RH: It made me realize just how obsessed with death I am. [Laughs] I always knew that I guess, but writing an entire book about it, I was like, “Oh, I should probably see someone about this.” I’ve spent a lot of time thinking about these kinds of things, which probably helped the book. I think those themes will always be present in my work, because even in my short fiction, implicitly, there is some theme of loss or the passage of time and aging, and it’s still popping up but in different ways. I’m working on another book right now, not dystopian, it’s kind of realist and historical. I already see similar themes starting to creep in. As a writer there are certain things that you’re preoccupied with, and they haunt your writing all of your life. For me, it might be aging and loss. [Laughs]

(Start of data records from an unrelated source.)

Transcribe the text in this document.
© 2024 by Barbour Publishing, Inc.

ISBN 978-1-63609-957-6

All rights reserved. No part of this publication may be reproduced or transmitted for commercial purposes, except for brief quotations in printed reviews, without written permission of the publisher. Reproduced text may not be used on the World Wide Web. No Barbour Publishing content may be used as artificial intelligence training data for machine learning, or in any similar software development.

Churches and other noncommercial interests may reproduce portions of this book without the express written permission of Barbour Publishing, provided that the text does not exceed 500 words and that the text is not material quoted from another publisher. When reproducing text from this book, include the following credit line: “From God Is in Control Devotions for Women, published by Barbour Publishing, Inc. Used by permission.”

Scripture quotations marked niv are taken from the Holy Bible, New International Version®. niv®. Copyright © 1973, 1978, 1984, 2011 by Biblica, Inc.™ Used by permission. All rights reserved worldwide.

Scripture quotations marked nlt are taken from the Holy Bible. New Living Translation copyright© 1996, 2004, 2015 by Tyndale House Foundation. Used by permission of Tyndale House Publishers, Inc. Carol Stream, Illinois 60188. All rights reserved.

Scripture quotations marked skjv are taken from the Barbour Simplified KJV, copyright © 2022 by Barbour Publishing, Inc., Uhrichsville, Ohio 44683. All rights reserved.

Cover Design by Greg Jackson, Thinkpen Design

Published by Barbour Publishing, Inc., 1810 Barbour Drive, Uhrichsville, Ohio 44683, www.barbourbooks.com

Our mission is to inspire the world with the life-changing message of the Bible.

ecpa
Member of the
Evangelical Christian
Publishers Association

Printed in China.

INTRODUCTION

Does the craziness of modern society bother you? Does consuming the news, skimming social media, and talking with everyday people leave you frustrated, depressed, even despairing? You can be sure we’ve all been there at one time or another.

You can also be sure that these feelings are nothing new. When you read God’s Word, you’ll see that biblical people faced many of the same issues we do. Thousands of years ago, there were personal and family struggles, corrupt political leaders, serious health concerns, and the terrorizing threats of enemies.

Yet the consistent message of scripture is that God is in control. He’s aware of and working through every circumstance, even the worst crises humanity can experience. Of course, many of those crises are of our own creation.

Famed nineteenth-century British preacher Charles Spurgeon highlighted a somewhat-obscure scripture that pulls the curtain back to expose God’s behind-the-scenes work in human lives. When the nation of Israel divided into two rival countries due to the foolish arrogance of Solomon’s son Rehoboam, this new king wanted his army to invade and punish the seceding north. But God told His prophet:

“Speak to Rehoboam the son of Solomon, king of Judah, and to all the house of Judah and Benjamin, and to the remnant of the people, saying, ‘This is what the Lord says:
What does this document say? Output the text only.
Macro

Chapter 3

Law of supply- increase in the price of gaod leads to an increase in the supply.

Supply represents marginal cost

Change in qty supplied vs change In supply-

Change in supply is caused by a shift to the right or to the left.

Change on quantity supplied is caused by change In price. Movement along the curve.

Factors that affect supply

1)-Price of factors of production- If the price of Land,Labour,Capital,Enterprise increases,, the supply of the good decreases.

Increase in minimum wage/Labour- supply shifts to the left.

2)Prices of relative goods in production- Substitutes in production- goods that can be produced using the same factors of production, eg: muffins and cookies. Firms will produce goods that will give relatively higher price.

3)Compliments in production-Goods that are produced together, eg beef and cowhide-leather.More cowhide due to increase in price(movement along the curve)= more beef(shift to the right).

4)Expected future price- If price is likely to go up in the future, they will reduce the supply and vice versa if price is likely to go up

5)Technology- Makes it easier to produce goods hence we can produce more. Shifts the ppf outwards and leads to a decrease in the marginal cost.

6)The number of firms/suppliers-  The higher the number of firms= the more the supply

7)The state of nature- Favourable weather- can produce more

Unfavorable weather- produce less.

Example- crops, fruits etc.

Before I wrote this book, I was always worried that I wasn’t doing it the right way, or that I wasn’t planning well, or the outlining was really all over the place and it wasn’t proceeding logically. It was so messy and so much trial and error. At the time, I thought this meant I was doing something wrong and that it wasn’t going to be a book, that I was never going to find the story. But now, after having gone through that, the many rounds of edits, the cutting of hundreds of thousands of words, I’m realizing that is my process. Which is, on one hand, depressing and stressful, but at the same time it’s quite reassuring. Even as I start this new book and feel that this is hopeless, I know from my experience writing Suicide Club that even if it feels that way, it can still turn out to be a cohesive piece of work that I’m happy with.